For FY24, the IMF raised India’s Gross Domestic Product growth projection to 7.8 per cent, compared to 6.7 per cent in its January report. For FY26, the IMF expects the country’s economic growth to slow down slightly to 6.5 per cent – the same as projected in its January update.
For China, the International Monetary Fund projected Gross Domestic Product growth to slow from 5.2 per cent in 2023 to 4.6 per cent in 2024, and 4.1 per cent in 2025 as the positive effects of one-off factors – including the post-pandemic boost to consumption and fiscal stimulus – ease and weakness in the property sector persists.

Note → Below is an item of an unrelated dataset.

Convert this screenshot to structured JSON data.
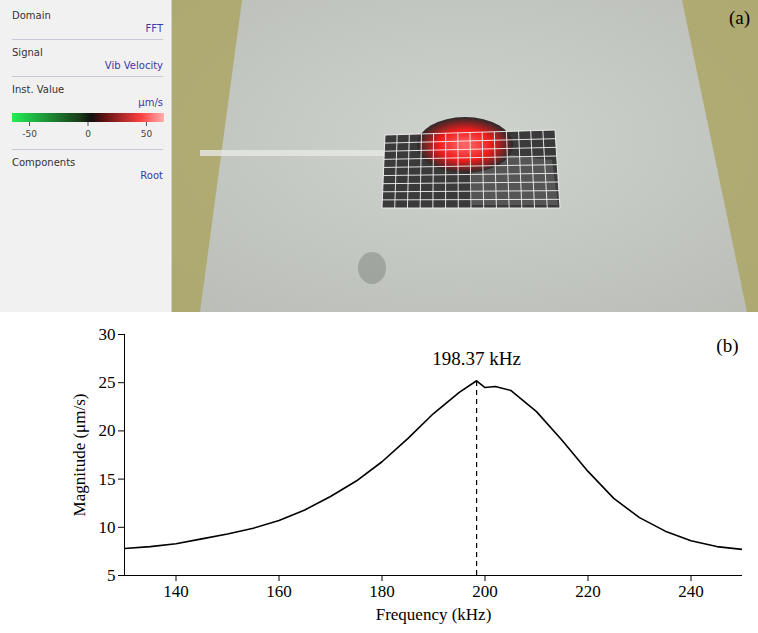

The International Monetary Fund’s regional outlook has flagged concerns about weaker activity in China triggering spillovers to the region. It said that weaker demand from China would cloud prospects for the region’s exporters.
The report said that declining Chinese export prices would put pressure on the profit margins of China’s competitors and potentially provoke retaliatory measures.
“International Monetary Fund staff analysis suggests that price pressures from China reduce both export prices and export quantities of neighbouring countries, especially in those with a similar export structure.”
On inflation, the report said that several economies may experience further reductions due to lower energy prices while in others, including India, food price pressures, especially for rice, may slow headline disinflation.